Evolution Strategies for Direct Policy Search. Verena Heidrich-Meisner, Christian Igel. Parallel Problem Solving from Nature, 2008 | Ari Weinstein's Research

Evolution Strategies for Direct Policy Search. Verena Heidrich-Meisner, Christian Igel. Parallel Problem Solving from Nature, 2008

Paper discusses use of Covariance Matrix Adaptation Evolution Strategy (CMA-ES) for doing policy search.

This algorithm is a more general form of cross entropy optimization (different rules for the weights can be used)

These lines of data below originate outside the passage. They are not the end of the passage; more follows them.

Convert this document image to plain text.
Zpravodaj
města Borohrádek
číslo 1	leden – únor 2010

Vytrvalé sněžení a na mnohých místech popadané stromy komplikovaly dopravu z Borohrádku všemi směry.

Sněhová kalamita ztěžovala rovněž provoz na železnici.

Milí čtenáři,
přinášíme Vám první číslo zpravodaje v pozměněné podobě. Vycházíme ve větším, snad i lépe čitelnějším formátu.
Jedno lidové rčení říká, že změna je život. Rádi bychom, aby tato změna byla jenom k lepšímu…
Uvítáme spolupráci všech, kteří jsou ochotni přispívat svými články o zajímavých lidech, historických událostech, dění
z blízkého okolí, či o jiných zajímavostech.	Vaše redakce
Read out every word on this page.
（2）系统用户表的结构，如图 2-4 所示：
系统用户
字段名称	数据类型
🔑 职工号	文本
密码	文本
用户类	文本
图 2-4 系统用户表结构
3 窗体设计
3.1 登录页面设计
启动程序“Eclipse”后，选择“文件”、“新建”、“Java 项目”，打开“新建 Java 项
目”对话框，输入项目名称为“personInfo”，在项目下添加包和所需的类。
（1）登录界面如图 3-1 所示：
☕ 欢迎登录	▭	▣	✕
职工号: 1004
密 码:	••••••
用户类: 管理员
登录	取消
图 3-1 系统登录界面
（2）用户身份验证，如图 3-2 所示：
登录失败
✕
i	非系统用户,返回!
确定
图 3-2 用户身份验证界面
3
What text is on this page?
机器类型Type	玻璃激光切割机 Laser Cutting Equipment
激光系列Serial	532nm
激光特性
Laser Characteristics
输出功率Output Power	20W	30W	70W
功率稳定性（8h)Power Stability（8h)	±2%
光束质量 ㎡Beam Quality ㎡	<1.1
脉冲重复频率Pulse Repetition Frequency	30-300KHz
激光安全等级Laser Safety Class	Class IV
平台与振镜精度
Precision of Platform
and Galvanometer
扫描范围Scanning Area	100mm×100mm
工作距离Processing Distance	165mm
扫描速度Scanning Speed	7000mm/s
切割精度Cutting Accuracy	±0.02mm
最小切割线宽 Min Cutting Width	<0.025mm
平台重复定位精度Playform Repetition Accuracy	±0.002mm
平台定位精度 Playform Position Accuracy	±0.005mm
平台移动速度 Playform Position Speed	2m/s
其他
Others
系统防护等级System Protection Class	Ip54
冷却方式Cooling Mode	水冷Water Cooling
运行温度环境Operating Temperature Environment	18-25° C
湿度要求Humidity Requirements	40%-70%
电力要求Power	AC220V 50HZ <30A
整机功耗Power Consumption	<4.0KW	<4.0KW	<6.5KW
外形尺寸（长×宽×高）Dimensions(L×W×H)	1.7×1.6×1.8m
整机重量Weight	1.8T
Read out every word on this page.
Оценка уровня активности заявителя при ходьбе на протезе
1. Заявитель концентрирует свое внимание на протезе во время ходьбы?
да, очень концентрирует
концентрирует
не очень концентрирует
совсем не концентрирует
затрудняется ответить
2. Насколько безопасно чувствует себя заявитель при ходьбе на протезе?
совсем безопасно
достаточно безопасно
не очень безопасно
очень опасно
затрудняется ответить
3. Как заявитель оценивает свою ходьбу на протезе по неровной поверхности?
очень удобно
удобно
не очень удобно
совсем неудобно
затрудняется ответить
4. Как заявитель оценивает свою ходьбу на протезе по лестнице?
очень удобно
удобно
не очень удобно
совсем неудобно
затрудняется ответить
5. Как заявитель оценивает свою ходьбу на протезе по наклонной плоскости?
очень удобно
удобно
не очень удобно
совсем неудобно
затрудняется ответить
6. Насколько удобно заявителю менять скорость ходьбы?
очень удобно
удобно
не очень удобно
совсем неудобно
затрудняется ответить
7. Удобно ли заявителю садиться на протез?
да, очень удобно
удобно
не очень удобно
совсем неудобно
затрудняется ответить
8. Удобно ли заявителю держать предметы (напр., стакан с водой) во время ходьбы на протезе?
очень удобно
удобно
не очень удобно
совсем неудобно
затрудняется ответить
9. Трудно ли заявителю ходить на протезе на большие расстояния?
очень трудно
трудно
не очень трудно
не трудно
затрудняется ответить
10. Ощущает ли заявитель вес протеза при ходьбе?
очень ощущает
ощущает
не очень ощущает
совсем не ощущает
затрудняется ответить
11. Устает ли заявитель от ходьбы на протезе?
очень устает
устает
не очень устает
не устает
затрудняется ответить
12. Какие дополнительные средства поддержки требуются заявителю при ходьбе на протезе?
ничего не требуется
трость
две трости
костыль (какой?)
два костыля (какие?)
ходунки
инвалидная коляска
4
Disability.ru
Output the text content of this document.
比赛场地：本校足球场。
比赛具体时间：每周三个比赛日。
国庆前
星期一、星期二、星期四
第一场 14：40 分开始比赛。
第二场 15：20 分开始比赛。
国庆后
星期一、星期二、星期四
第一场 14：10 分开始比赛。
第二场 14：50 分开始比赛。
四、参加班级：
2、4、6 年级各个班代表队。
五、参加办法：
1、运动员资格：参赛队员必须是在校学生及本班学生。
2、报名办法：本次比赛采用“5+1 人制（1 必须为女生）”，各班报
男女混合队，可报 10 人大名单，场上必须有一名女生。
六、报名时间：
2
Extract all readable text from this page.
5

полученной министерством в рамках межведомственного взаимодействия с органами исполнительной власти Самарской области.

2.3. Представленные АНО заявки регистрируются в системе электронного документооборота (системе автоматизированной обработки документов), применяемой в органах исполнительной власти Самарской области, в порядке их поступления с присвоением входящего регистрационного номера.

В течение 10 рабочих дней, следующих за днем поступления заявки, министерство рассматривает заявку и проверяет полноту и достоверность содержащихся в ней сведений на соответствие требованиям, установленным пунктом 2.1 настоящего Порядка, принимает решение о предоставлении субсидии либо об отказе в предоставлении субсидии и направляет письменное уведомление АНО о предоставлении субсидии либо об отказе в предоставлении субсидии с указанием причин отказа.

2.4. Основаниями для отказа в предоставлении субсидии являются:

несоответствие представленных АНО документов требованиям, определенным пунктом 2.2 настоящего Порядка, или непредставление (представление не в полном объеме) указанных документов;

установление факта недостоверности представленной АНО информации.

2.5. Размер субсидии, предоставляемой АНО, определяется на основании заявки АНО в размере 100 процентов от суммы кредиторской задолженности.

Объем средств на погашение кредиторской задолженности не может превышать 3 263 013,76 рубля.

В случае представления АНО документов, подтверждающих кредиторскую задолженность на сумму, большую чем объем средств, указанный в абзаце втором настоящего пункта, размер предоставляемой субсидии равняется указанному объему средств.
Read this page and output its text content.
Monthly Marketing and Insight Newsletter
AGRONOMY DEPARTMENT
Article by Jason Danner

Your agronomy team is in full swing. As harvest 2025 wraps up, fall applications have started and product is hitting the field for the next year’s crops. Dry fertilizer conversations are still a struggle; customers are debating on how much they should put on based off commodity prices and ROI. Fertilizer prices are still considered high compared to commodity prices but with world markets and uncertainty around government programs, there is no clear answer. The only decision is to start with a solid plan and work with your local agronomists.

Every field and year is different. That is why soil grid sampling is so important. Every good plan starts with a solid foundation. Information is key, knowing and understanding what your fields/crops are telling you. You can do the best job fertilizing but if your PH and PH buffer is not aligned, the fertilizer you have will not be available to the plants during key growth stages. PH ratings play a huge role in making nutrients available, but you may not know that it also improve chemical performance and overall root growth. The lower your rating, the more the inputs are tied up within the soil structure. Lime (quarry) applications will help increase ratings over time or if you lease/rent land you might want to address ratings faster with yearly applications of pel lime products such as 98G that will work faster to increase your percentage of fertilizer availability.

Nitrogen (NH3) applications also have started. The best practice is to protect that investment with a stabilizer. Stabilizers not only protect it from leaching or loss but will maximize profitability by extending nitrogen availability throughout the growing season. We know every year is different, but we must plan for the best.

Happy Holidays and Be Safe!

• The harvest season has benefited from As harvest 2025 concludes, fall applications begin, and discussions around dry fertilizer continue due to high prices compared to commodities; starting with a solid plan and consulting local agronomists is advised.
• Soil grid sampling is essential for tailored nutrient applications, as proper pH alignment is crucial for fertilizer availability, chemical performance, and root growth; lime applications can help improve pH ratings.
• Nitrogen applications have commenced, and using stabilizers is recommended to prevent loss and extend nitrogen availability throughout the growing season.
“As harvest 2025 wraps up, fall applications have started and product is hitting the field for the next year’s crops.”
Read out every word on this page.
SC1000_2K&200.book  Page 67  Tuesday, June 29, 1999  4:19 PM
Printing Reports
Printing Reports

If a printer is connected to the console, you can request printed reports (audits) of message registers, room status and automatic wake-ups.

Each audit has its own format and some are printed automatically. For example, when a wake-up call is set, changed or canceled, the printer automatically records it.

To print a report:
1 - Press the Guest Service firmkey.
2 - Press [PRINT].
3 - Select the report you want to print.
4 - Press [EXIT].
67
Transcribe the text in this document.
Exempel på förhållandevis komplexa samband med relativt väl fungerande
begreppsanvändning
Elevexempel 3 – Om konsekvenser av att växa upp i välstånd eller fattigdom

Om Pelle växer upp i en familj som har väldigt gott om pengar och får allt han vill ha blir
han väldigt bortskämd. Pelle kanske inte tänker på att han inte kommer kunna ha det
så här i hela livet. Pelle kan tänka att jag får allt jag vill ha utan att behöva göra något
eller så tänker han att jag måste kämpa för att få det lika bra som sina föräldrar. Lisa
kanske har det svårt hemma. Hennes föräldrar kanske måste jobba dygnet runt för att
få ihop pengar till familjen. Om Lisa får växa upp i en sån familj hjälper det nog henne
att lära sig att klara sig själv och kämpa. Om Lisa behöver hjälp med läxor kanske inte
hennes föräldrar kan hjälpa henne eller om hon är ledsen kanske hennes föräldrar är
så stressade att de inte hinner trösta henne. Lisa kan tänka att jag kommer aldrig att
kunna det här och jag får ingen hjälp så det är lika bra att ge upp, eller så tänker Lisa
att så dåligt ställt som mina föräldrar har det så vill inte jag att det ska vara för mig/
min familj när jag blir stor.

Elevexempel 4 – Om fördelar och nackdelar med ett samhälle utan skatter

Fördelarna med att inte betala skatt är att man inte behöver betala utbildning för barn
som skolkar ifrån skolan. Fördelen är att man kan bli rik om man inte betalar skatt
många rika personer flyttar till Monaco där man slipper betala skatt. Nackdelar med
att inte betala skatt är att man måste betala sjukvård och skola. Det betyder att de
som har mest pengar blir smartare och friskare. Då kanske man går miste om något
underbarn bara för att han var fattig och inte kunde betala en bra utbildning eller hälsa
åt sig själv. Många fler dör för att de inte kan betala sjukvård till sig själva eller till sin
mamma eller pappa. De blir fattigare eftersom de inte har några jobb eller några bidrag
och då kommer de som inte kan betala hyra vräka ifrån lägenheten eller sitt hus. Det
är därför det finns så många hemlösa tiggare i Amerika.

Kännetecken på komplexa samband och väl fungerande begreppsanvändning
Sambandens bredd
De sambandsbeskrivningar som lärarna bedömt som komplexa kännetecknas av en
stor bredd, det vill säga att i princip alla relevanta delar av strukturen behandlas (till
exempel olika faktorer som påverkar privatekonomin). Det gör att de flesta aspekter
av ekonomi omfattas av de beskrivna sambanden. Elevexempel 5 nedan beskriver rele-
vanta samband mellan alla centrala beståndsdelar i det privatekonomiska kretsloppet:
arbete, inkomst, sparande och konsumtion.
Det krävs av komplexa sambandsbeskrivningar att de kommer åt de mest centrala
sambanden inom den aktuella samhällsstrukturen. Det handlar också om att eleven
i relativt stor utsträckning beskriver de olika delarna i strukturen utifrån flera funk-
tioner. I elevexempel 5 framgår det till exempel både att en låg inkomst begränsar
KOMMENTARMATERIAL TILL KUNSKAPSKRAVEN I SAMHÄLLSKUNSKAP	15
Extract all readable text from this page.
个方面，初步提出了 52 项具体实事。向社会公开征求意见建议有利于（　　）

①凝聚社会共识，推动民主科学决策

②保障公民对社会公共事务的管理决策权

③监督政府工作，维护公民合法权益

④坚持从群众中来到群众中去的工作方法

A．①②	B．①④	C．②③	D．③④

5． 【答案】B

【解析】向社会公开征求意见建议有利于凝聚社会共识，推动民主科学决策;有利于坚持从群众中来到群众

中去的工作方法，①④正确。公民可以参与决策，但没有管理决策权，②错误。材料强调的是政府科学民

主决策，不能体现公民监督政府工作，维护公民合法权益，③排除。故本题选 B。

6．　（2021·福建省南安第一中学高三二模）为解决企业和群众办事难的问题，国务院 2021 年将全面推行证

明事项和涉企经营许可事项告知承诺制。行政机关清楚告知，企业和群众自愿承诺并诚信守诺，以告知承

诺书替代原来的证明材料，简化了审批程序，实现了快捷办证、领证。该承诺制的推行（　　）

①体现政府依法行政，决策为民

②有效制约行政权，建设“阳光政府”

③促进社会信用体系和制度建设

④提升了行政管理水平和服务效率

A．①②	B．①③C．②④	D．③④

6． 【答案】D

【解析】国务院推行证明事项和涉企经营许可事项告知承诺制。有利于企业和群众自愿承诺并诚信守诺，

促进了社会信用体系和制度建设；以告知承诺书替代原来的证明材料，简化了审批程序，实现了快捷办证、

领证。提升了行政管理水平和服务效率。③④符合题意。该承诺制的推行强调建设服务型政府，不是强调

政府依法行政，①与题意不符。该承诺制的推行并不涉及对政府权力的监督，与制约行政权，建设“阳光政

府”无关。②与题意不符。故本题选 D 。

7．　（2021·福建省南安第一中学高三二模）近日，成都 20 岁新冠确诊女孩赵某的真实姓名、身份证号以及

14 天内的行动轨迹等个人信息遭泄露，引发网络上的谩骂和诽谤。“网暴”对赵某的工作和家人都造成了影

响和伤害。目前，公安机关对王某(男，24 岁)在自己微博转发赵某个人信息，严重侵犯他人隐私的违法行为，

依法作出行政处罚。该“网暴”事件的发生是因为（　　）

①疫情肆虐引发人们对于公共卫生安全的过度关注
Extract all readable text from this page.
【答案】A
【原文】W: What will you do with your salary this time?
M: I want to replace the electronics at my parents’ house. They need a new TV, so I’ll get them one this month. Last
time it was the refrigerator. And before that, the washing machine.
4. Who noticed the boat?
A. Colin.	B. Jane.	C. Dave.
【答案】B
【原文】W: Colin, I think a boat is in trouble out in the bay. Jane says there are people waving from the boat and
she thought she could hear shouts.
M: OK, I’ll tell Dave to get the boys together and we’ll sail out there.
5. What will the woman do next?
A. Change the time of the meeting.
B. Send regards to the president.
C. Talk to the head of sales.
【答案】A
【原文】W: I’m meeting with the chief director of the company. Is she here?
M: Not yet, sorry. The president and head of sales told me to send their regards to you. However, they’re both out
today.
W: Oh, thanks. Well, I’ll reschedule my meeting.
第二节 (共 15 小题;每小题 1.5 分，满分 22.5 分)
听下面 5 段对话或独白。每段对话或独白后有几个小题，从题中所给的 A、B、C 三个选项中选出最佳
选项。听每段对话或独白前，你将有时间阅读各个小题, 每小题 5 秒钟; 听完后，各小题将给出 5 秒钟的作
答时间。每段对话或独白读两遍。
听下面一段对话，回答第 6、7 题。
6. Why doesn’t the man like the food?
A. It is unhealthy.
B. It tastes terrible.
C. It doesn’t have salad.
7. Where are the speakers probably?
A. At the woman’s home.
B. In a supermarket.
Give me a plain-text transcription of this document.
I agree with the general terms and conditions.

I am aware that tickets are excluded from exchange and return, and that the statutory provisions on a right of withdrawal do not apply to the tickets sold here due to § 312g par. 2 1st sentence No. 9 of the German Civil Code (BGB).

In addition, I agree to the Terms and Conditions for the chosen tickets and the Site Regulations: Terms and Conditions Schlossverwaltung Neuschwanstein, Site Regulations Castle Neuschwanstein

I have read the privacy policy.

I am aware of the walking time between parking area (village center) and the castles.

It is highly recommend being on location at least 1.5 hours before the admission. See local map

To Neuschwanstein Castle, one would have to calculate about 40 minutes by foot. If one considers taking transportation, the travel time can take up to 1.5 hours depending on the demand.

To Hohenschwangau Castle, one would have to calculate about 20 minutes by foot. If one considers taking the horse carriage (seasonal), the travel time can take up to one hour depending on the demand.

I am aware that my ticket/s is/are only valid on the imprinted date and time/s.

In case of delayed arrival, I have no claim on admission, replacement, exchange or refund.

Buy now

Comparison is made to Natural Actor Critic (said to be the most sophisticated policy gradient method), and pure random search

A couple of references that put evolutionary alogrithms for policy search ahead of alternative methods

A significant difficulty in comparing policy search to value based methods is that they are so different, so selecting particular classes of FAs can bias comparison

Evolutionary Function Approximation for Reinforcement Learning. Whiteson, Stone. JMLR 2006.

Says gradient-based methods generally function poorly in the presence of noise, and domains where there are many poor local maxima

Also claim that because evolution based methods only relatively weigh a number of candidates, they are more resilient to noise than gradient methods:

Variable Metric Reinforcement Learning Methods Applied to the Noisy Mountain Car Problem. Same authors. EWRL 2008

A bunch of references for CMA-ES optimization (not RL applications)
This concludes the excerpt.